What I changed from textbook Ford-Fulkerson

The most important differences in this implementation:

  1. Inverted adjacency setup to align traversal direction with assignment operations.
  2. Custom residual updates using interval arithmetic rather than scalar updates.
  3. Depth-2 augmenting exploration for shift-swapping behavior when a simple path fails.
  4. Bonus removals logic to detect and clear overlapping assignments that block higher-value solutions.
  5. Flow objective tracked in minutes using differenceInMinutes and interval sums.

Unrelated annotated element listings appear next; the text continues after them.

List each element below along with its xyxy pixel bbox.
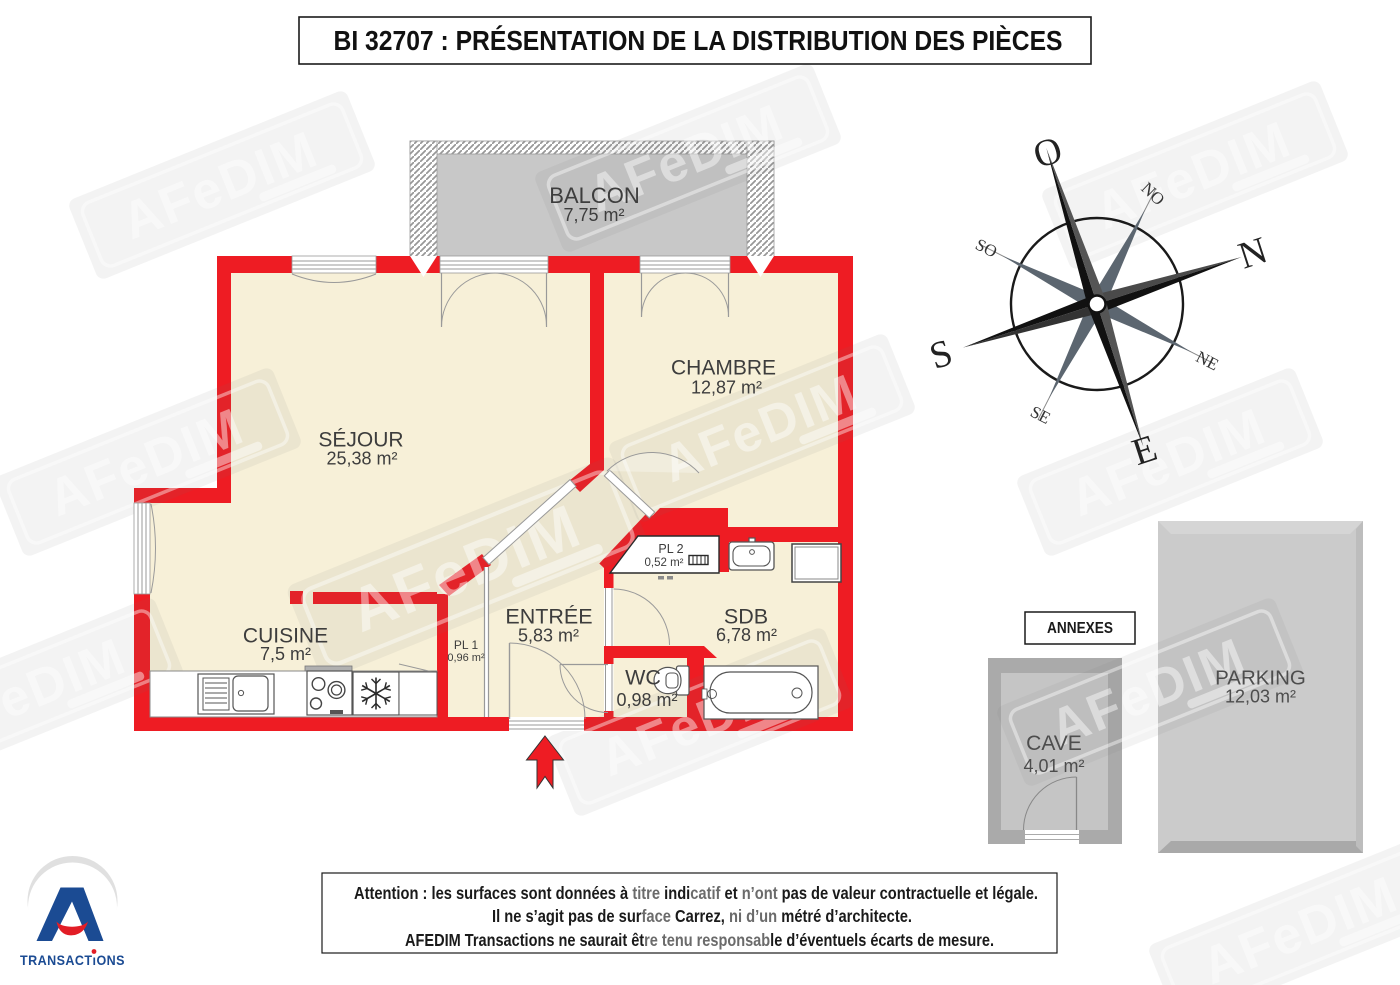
svg-text:Attention : les surfaces sont: Attention : les surfaces sont données à … — [354, 883, 1038, 903]
svg-text:AFEDIM Transactions ne saurait: AFEDIM Transactions ne saurait être tenu… — [405, 930, 994, 950]
svg-text:BI 32707 : PRÉSENTATION DE LA: BI 32707 : PRÉSENTATION DE LA DISTRIBUTI… — [334, 25, 1063, 56]
svg-text:25,38 m²: 25,38 m² — [326, 449, 397, 469]
svg-text:7,75 m²: 7,75 m² — [563, 205, 624, 225]
svg-text:7,5 m²: 7,5 m² — [260, 644, 311, 664]
svg-text:4,01 m²: 4,01 m² — [1023, 756, 1084, 776]
svg-text:12,03 m²: 12,03 m² — [1225, 687, 1296, 707]
svg-text:TRANSACTıONS: TRANSACTıONS — [20, 952, 125, 968]
svg-text:5,83 m²: 5,83 m² — [518, 626, 579, 646]
svg-text:0,52 m²: 0,52 m² — [645, 557, 684, 569]
svg-text:6,78 m²: 6,78 m² — [716, 625, 777, 645]
svg-text:WC: WC — [625, 666, 661, 690]
svg-text:CHAMBRE: CHAMBRE — [671, 357, 776, 380]
svg-text:Il ne s’agit pas de surface Ca: Il ne s’agit pas de surface Carrez, ni d… — [492, 906, 912, 926]
svg-text:PL 2: PL 2 — [658, 542, 683, 556]
svg-text:PL 1: PL 1 — [454, 638, 479, 652]
svg-text:0,98 m²: 0,98 m² — [616, 690, 677, 710]
svg-text:0,96 m²: 0,96 m² — [447, 652, 485, 664]
svg-text:CAVE: CAVE — [1026, 732, 1082, 755]
svg-text:ANNEXES: ANNEXES — [1047, 620, 1113, 637]
svg-text:12,87 m²: 12,87 m² — [691, 378, 762, 398]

The end result is still recognizably Ford-Fulkerson, but adapted for temporal constraints and realistic scheduling conflict rules. This ended up becoming the core engine behind automatic shift reallocation in response to operational changes.

Trade-offs and lessons learned

I intentionally optimized for correctness and debuggability first. That decision made this version practical for moderate scheduling sizes, even with a heavy worst-case complexity.

Main takeaways:

  • Interval operations are where most hidden bugs live.
  • Residual updates become business logic, not just graph theory.
  • A small amount of visualization makes the algorithm much easier to trust and explain.

I plan to keep improving this by extracting interval math into smaller pure functions, tightening invariants around graph updates, and adding targeted tests around path-swap edge cases.